Une vidéo montrant un médecin frappant une patiente après son accouchement provoque une onde de choc en RDC. L’affaire, survenue à l’hôpital général de référence de Kinkole, a rapidement conduit à l’ouverture d’un procès. Au-delà du cas individuel, le débat se concentre désormais sur les violences gynécologiques et obstétricales dans les structures de santé.
L’indignation ne redescend pas en République démocratique du Congo (RDC). Une vidéo, largement diffusée sur les réseaux sociaux, montrant un médecin frappant une patiente juste après qu’elle a accouché, a choqué la nation et relancé un débat crucial. L’affaire, qui s’est déroulée à l’hôpital général de référence de Kinkole, près de Kinshasa, a conduit le praticien concerné devant le tribunal. Ce procès, en plus de juger un acte individuel de violence, met en lumière un problème systémique que beaucoup de Congolais dénoncent : les violences gynécologiques et obstétricales au sein des structures de santé du pays.
Le procès et les accusations portées contre le médecin
Le docteur David Balanganayi fait face à la justice congolaise. Son procès en flagrant délit s’est ouvert le 27 mars devant le tribunal de grande instance de Kinkole et a été renvoyé au 30 mars.
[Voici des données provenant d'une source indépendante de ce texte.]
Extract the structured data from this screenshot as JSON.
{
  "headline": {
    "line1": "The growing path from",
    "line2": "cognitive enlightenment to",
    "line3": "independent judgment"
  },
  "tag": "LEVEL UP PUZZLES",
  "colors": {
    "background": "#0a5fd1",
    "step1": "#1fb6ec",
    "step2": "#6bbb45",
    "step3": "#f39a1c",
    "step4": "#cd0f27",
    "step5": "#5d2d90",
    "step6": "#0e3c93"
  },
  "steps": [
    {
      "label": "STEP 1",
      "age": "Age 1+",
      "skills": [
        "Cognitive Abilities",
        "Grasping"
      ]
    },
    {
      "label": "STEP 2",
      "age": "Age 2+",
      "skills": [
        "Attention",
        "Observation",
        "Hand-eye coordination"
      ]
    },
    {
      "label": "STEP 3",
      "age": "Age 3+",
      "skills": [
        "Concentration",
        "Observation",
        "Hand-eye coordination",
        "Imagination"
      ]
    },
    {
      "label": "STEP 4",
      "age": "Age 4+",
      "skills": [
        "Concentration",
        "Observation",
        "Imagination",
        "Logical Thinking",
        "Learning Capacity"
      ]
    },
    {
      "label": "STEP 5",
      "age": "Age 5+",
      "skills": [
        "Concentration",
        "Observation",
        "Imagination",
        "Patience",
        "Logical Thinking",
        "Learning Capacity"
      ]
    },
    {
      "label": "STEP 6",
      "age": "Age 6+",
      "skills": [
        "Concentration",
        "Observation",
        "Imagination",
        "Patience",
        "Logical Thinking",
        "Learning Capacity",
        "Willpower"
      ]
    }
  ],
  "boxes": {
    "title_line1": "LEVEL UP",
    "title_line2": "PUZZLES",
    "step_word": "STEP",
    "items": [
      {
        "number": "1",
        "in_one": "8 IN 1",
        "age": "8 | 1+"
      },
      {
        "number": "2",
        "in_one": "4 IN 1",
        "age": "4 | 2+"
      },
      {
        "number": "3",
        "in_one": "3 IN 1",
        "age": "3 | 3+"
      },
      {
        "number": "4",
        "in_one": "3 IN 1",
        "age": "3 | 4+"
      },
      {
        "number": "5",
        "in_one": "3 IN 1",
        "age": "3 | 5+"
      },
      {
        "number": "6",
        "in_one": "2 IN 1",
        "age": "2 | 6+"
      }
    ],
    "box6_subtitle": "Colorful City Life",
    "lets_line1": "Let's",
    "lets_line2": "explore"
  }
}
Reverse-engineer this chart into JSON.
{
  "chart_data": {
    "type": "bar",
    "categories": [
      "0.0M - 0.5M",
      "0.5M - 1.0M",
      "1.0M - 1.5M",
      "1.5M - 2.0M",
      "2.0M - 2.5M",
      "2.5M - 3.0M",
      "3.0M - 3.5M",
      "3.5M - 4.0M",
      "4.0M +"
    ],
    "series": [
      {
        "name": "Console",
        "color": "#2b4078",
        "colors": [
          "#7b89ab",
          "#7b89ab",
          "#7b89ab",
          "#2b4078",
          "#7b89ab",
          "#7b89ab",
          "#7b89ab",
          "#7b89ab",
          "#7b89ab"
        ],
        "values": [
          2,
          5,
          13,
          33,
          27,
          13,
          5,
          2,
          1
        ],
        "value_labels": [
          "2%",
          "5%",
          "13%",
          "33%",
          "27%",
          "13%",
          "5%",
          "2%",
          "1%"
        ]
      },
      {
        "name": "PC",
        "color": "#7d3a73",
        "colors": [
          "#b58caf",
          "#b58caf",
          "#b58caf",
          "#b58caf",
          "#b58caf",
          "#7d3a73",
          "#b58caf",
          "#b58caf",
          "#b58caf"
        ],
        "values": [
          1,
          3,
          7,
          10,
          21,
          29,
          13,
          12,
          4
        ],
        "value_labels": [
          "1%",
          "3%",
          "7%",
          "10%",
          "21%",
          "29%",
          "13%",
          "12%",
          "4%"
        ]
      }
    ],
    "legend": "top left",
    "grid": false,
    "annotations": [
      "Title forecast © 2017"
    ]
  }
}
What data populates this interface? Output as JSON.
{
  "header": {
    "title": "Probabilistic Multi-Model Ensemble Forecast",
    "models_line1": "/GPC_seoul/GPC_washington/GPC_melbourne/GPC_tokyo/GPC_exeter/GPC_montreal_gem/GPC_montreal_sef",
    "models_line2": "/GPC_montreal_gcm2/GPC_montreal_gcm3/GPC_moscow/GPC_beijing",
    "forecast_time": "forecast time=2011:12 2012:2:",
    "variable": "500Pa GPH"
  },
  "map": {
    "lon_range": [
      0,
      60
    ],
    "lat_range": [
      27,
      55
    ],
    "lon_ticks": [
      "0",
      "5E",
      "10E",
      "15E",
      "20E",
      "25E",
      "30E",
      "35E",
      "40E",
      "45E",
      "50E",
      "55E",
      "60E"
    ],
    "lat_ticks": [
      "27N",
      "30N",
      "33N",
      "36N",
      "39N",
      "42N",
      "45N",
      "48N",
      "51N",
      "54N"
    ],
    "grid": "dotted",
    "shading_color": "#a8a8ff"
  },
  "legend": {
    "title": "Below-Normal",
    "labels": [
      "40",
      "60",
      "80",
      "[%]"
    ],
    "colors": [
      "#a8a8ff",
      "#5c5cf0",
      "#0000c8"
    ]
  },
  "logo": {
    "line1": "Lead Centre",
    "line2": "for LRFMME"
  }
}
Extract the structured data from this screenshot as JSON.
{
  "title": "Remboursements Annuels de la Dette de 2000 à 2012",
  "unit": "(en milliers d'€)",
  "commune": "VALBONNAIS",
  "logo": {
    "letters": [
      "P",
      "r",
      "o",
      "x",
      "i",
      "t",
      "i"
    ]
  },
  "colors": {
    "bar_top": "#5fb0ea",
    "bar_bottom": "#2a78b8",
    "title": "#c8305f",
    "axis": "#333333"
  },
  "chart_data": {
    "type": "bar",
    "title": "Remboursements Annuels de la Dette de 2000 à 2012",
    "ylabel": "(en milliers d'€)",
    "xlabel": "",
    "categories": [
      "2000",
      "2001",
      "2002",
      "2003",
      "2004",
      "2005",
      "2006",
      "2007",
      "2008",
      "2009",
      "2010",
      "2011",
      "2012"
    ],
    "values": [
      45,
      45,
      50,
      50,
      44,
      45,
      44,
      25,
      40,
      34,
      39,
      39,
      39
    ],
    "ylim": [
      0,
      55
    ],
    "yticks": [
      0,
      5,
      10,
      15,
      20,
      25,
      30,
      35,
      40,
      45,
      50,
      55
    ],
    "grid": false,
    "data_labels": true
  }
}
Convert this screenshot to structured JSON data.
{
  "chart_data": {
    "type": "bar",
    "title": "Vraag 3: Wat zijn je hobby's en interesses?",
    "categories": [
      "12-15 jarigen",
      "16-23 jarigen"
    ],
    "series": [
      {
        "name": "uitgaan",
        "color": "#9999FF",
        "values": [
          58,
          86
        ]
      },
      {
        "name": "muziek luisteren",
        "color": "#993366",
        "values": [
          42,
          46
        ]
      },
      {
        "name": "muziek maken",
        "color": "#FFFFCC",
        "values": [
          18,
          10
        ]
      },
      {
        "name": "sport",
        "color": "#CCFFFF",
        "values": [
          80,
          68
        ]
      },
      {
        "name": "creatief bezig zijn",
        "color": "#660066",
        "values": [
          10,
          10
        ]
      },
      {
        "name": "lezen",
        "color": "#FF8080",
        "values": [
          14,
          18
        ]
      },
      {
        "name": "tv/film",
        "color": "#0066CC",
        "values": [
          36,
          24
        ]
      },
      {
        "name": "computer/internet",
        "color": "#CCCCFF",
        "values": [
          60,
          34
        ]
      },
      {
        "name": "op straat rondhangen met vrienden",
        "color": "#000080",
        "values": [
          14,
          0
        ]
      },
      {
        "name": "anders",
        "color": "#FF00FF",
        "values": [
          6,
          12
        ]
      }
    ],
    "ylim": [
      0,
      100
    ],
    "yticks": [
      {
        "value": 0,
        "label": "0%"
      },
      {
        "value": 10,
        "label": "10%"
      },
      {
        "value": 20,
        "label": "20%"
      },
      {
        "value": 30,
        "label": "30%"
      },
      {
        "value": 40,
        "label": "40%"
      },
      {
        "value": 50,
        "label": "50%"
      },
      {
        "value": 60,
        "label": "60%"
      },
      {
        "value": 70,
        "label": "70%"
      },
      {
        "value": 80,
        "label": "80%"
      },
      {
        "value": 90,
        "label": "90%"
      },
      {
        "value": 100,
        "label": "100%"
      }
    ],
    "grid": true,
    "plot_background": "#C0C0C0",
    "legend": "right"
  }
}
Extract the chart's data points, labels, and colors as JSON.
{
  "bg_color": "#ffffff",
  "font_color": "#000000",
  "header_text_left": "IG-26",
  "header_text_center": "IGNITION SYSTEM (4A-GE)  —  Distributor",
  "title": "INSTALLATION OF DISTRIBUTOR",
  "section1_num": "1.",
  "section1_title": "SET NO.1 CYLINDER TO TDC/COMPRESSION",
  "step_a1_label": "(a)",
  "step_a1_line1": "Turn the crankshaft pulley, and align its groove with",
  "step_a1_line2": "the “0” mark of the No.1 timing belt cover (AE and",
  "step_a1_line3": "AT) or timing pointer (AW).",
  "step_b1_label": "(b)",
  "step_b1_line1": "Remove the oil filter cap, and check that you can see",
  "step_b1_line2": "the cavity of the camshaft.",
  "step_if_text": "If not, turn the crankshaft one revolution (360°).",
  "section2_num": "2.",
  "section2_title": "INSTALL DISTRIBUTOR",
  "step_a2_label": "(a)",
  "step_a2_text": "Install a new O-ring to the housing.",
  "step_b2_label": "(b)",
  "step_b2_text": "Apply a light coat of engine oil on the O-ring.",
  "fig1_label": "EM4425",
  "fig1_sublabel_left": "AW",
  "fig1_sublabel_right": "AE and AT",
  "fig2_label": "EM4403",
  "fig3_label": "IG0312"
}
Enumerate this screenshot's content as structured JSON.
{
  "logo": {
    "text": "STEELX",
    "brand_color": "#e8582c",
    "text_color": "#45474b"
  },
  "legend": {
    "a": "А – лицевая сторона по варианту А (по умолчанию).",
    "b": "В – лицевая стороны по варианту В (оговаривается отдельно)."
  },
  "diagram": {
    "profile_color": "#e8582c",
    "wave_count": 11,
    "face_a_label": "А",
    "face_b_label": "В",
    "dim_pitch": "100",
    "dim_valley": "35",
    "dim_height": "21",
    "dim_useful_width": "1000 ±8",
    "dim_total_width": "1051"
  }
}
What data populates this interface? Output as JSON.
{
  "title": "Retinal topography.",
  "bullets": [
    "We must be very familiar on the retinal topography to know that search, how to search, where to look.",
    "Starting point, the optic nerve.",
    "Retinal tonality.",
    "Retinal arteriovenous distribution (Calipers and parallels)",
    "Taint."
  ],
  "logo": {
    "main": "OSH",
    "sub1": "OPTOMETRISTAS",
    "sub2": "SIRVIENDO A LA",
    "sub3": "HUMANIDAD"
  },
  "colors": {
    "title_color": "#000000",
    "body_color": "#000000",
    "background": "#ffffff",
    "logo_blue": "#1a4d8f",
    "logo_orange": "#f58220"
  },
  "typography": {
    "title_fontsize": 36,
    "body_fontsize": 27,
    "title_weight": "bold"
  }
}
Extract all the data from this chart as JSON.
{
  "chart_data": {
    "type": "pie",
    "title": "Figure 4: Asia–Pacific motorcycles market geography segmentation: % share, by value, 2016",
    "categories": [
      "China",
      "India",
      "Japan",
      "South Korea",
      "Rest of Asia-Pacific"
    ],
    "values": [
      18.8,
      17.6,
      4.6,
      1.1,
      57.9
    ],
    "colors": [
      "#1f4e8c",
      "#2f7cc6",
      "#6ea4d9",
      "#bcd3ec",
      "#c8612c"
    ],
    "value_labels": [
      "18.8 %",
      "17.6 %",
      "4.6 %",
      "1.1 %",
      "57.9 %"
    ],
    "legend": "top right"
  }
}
Dans les séquences vidéos insoutenables, on voit la patiente, manifestement en grande souffrance, subir une suture vaginale sans aucune anesthésie, malgré ses cris de douleur. Agacé par ses plaintes, le médecin finit par la frapper. Les accusations portées contre lui sont très graves : « tortures », « tentative de meurtre », « atteinte à l’intégrité physique » et « coups et blessures volontaires ». Pour ces faits, le praticien risque une peine allant jusqu’à 20 ans de prison.
La défense du praticien et les réactions institutionnelles
Pour sa défense, le médecin admet avoir porté des coups qu’il qualifie de « faible violence », prétendant avoir aussi « feint des coups » pour forcer la patiente à se soumettre aux soins nécessaires. Son avocat, Maître Joël Cadet, va plus loin en demandant l’acquittement de son client. Selon lui, le docteur Balanganayi aurait sauvé la vie de la femme, qui aurait été menacée s’il n’avait pas agi. L’avocat soutient également que son client ne doit pas porter la responsabilité des conditions de traitement précaires dans les hôpitaux congolais, et qu’une condamnation pourrait même décourager le personnel médical. De son côté, le Conseil national de l’ordre des médecins a rejeté la demande de radiation formulée par le gouvernement. Il a infligé une suspension préventive de trois mois au médecin, en attendant le verdict de ce procès très suivi.
Les répercussions politiques et le débat sur un problème systémique
L’affaire a suscité une vive indignation. Le ministère de la Santé a ordonné une inspection de l’hôpital de Kinkole. La Première dame de la RDC, Denise Nyakeru Tshisekedi, est personnellement intervenue. Sur ses instructions, la victime (que certains appellent « survivante ») et son bébé ont été transférés et pris en charge à l’hôpital Diamant, un établissement privé réputé de Kinshasa. Au-delà de la réponse des autorités, le collectif Usawa Initiative, par la voix de sa directrice Dorcas Bwalelo, plaide pour une prise de conscience plus large. « La vidéo a suscité plusieurs émotions, en même temps indignation et colère. Mais je pense qu’au-delà de nos émotions, nous devons poser un cadre sur les défis liés aux violences gynécologiques et obstétricales en RD Congo, » a-t-elle déclaré. Pour elle, il est capital de ne pas se contenter de sanctionner un individu, mais de remettre en question un système et des pratiques médicales défaillantes afin d’empêcher que de telles violences ne se reproduisent, en mettant en place un cadre clair pour protéger les femmes et rappeler leurs droits.